While all this had been happening, Rapture had been beside herself with worry for Lloyd, and now to see him actively engaged gave her a rushing sense of disorientation, not unlike what she had experienced when the odd music box was opened back at the Clutters’. She saw him once again as utterly remote from her. He seemed to fit into the scene before her like a piece of puzzle slotted into position, and the thought filled her heart with dread. There was something monstrous in him that she could not accept as having come from inside herself. Truly, he seemed more the child of this man-witch, who had brought the beasts of the frontier village under her spell with an eerily composed violence of the kind that is not learned easily and was somehow invested with an authority far beyond the ken of the shopkeepers and malingerers there to witness it. The sky had gone jet-black over half the town, a harsh religious flare of sun striking a gunmetal edge along the running sheet of storm cloud. Rapture prayed that the lightning would come and disperse the gathering. But it did not come quite in time.
Lloyd stood above the prostrate figure of Joshua Breed, wounded, humbled, defenseless now. The boy saw in his mind the way the tough had directed the whip at him. One pass to scare, the next to smart. Every taunt and insult he had ever been subject to came back to him. The harassers of Zanesville. The robbers along the road. The devil in the lane in St. Louis.

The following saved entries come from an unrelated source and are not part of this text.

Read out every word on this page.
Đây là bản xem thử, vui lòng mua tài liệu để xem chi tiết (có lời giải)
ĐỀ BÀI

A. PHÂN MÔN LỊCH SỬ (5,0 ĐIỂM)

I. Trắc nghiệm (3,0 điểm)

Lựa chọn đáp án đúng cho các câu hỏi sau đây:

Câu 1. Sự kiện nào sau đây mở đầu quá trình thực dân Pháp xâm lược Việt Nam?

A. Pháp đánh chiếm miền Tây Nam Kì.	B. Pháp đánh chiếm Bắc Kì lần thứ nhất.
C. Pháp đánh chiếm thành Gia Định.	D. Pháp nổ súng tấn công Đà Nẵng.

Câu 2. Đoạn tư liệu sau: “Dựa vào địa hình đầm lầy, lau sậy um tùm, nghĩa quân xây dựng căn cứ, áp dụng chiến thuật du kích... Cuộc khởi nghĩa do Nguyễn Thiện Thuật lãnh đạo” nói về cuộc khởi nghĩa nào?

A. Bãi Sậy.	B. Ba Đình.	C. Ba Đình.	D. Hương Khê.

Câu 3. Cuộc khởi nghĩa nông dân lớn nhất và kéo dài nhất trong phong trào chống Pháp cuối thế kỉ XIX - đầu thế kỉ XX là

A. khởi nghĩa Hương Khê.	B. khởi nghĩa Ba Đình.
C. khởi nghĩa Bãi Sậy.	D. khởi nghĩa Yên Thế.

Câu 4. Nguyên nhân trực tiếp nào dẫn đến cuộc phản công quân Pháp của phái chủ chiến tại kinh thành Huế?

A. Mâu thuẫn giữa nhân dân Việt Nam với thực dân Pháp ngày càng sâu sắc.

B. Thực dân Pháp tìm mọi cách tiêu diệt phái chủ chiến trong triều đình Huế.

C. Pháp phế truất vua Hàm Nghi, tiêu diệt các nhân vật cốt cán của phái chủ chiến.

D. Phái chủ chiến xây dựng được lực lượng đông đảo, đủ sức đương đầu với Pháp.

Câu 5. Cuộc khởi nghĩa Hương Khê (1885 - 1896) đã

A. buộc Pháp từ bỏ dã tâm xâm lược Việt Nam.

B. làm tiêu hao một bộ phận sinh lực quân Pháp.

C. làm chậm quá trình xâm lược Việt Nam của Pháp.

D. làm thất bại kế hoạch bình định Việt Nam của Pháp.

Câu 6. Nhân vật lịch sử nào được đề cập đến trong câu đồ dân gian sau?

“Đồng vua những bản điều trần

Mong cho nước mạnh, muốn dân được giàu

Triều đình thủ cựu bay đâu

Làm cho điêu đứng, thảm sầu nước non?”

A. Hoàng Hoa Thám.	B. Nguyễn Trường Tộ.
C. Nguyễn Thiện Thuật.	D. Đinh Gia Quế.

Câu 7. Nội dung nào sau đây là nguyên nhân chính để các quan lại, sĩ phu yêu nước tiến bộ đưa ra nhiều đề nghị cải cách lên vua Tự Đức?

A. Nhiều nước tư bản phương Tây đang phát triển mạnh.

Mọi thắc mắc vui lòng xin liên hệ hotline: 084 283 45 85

He felt again those meat-slab hands on his slender hips. The excruciating agony of the penetration… the reaming… like an auger in a summer melon. The boar-heavy grunting… and the high-pitched laughter. The stench of the dung cart. And the smack of the spittle the beast let loose on the granite cobblestone when he was done with his desecration. It all came back. Everyone who had ever angered or abused him. The brats who had sabotaged his shrine to his sister, the pig who had tortured his beloved Hattie. He would repay all the evil debts, and he slashed down through the air with the cane, slicing across the filthy long johns with a fiendish sense of release and power. Again and again he struck, as the creature before him howled and squirmed. The force he felt in his little arm was like unto the wave of energy that had radiated through him from the Eye. His sense of time and the street scene around him blurred. There was just the thrashing joy of his vengeance, intoxicating him like a drug. Where before he had always had to outsmart his enemies-or use the Eye-to unleash some demonic force that had amazed him as much as his victims, here he was enjoying the animal truth of physical aggression and he gorged on it, whaling on the vulnerable idiot without mercy. He did not hear the call of Fanny Ockleman or his mother. He did not hear the thunder rumbling like a hundred laden wagons. He did not hear the cries of Joshua Breed, who had soiled his underwear at the second shot and was now bleeding across his exposed buttocks.